Sélection prix Roblès 2015

EN FACE Changer de vie, ça vous dit ? Le héros ( enfin, c’est vite dit!) de Pierre Demarty a décidé, un jour, de franchir la porte de son appartement, de traverser la rue et de s’installer dans un appartement situé en face de celui qu’il occupait jusque-là avec femme et enfants. Telle est l’histoire de ce premier roman, également sélectionné pour le prix Roblès 2015 dont le lauréat sera connu ce vendredi 12 juin. J’ai donc achevé la lecture des six romans sélectionnés de cette édition par « En face ».

L’histoire ? C’est celle que je vous ai racontée à la première ligne. Et c’est tout ? A peu-près. Au fil des pages, Pierre Demarty, via le narrateur, copain de bistrot  rencontré aux Indociles heureux nous plonge dans la vie de Jean Nochez ( certains y ont reconnu l’anagramme de l’auteur Jean Echenoz). L’homme tient une boutique de philatélie. Il vit avec Solange, son épouse insignifiante, et leurs deux enfants. Et un jour, Jean décide de changer de vie, de décor, d’horizon. Mais à quelques mètres seulement de son autre vie.
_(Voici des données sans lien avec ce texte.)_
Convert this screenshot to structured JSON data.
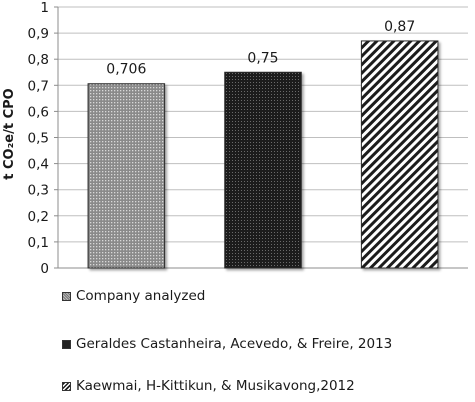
{
  "chart_data": {
    "type": "bar",
    "ylabel": "t CO₂e/t CPO",
    "ylim": [
      0,
      1
    ],
    "yticks": [
      "0",
      "0,1",
      "0,2",
      "0,3",
      "0,4",
      "0,5",
      "0,6",
      "0,7",
      "0,8",
      "0,9",
      "1"
    ],
    "grid": true,
    "series": [
      {
        "name": "Company analyzed",
        "value": 0.706,
        "label": "0,706",
        "pattern": "dots"
      },
      {
        "name": "Geraldes Castanheira, Acevedo, & Freire, 2013",
        "value": 0.75,
        "label": "0,75",
        "pattern": "dark-dots"
      },
      {
        "name": "Kaewmai, H-Kittikun, & Musikavong,2012",
        "value": 0.87,
        "label": "0,87",
        "pattern": "diagonal-stripes"
      }
    ],
    "legend_position": "bottom"
  }
}
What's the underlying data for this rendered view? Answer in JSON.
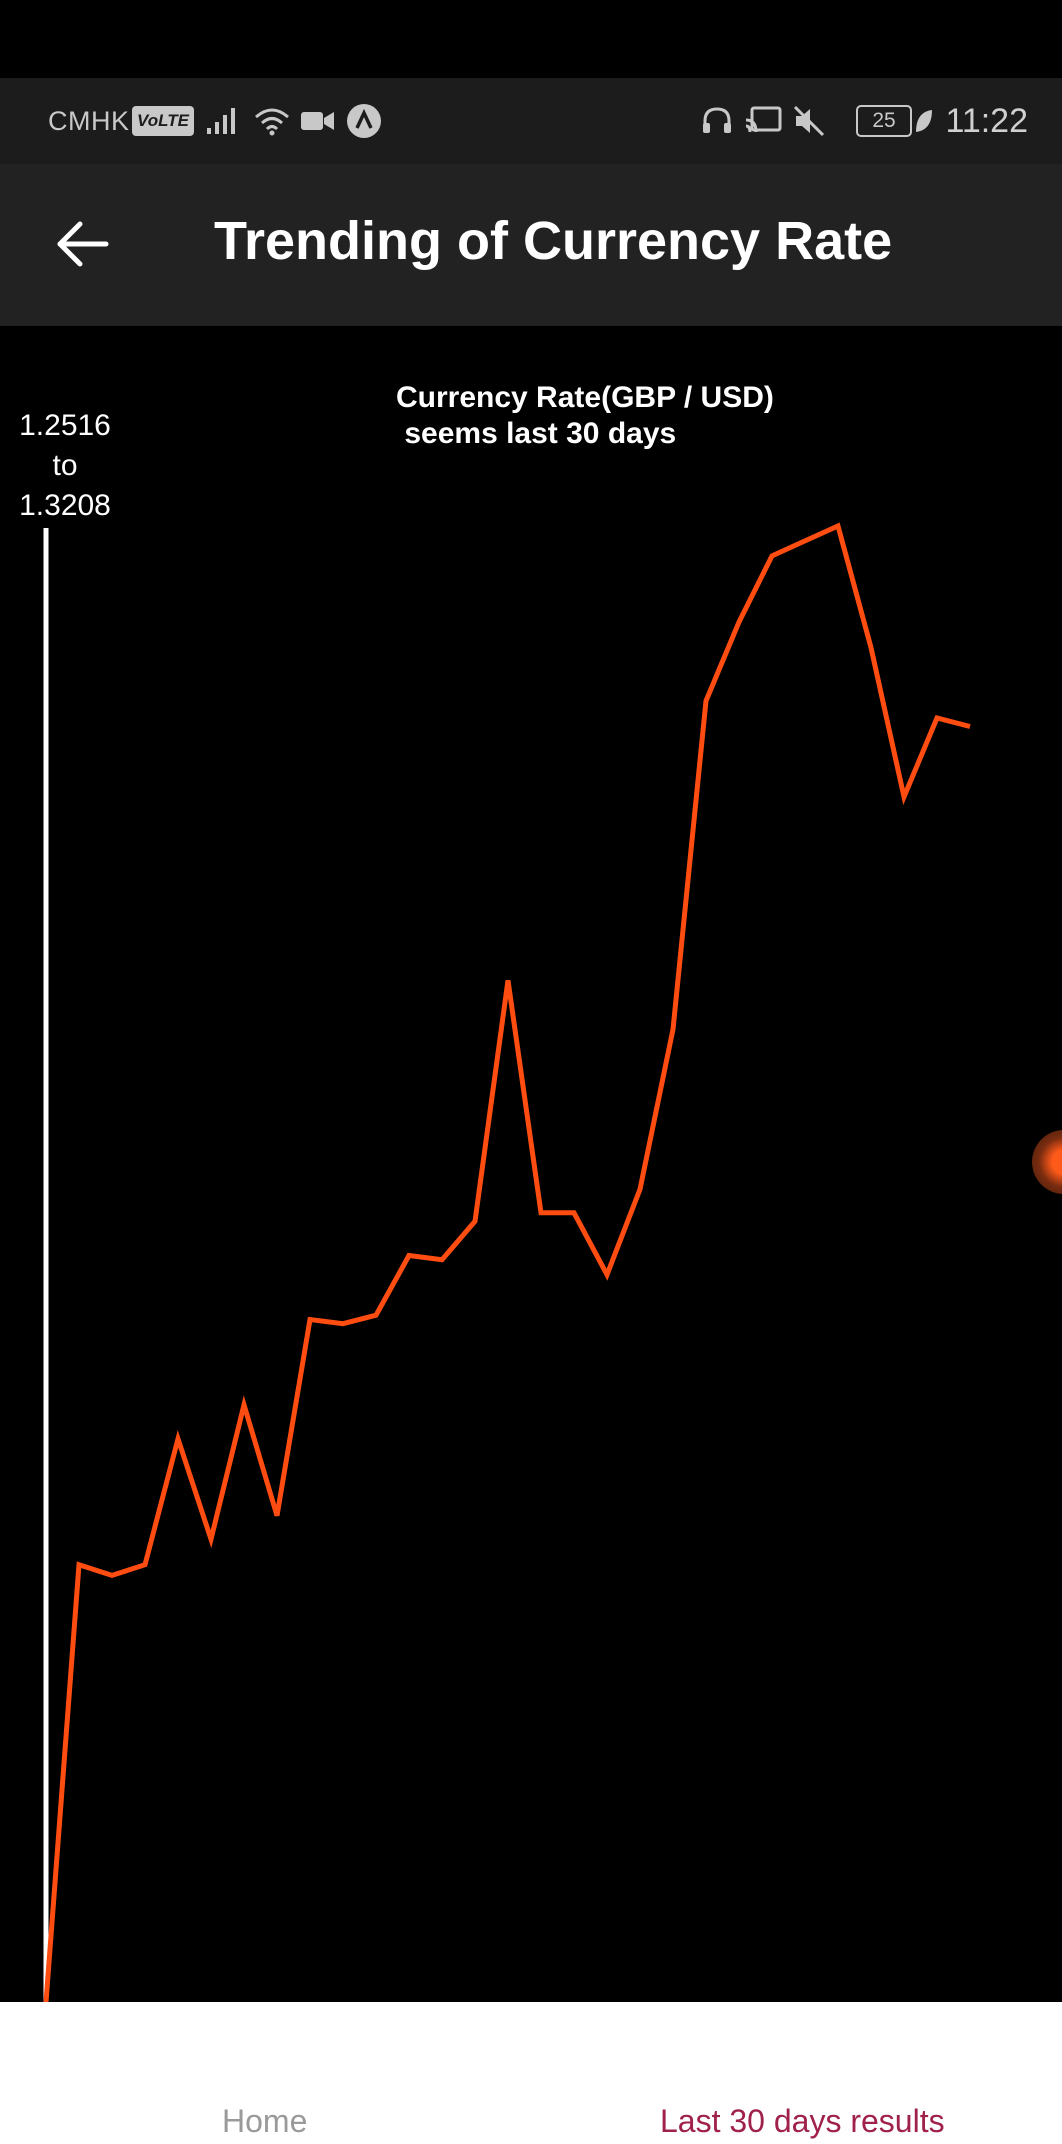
{
  "status_bar": {
    "carrier": "CMHK",
    "volte": "VoLTE",
    "battery": "25",
    "time": "11:22"
  },
  "app_bar": {
    "title": "Trending of Currency Rate",
    "back_icon": "arrow-left-icon"
  },
  "chart": {
    "title": "Currency Rate(GBP / USD)\n seems last 30 days",
    "range_label_lines": [
      "1.2516",
      "to",
      "1.3208"
    ]
  },
  "chart_data": {
    "type": "line",
    "title": "Currency Rate(GBP / USD)\n seems last 30 days",
    "ylim": [
      1.2516,
      1.3208
    ],
    "ylabel": "1.2516 to 1.3208",
    "series": [
      {
        "color": "#ff4d12",
        "values": [
          1.2516,
          1.2721,
          1.2716,
          1.2721,
          1.278,
          1.2733,
          1.2796,
          1.2744,
          1.2836,
          1.2834,
          1.2838,
          1.2866,
          1.2864,
          1.2882,
          1.2995,
          1.2886,
          1.2886,
          1.2857,
          1.2897,
          1.2972,
          1.3126,
          1.3163,
          1.3194,
          1.3201,
          1.3208,
          1.3151,
          1.3081,
          1.3118,
          1.3114
        ]
      }
    ],
    "grid": false,
    "legend": "none"
  },
  "bottom_nav": {
    "home": "Home",
    "last30": "Last 30 days results",
    "active_color": "#a0214a",
    "inactive_color": "#9a9a9a"
  },
  "colors": {
    "line": "#ff4d12",
    "axis": "#ffffff",
    "app_bar": "#222222",
    "status_bar": "#1c1c1c"
  }
}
Pierre Demarty, malheureusement très (trop) bavard nous emmène dans ce voyage immobile aux côtés de son anti-héros. On y parle de Paimpol, de l’Islande, de timbres et de piliers de bistrot. Mais aussi d’un amant, d’un drakkar et de disputes conjugales.

Extraits

Pages 36-37 : « Pendant longtemps, Nochez ne sait pas quoi, ni quoi penser. Ergo, non cogitat. C’est juste un homme seul et debout dans un appartement vide, et il faut se représenter cette chose considérable.

Quand il rentre chez lui toutefois, le début du perplexité qui l’a à son insu assailli, et dont il aurait senti, à condition de prêter tant soit peu d’attention à cette impression fugitive, la poigne moite le saisir par l’échine pour le pousser au bord du vertige, a tôt fait de se dissiper, annihilé d’un coup, comme d’un coup de semelle déchaussée on expédie une blatte ad patres ou d’un coup de fil un importun, par la reprise brutale du cours de la vie de Jean Nochez, avec son terrible cortège d’encombrements joyeux, les enfants qui piaulent, la télé qui gueule, ou le contraire, et Solange qui prépare : un gratin. »

Page 63 : « Ainsi commença pour Jean un long et dernier printemps – après quoi, il entrerait pour toujours dans l’hiver. Armés de la boussole et du compas troubles de nos beuveries, de loin en loin nous en observâmes le doux cataclysme, mesurant l’avancée de la fonte des masques. De même que la mer à chaque ressac charrie des coquillages toujours un peu plus ébréchés, jusqu’à ce qu’il n’en reste plus à la fin des temps que du sable pâle, ainsi chacune des visites de Nochez nous mettait en présence d’un homme un peu plus décomposé. »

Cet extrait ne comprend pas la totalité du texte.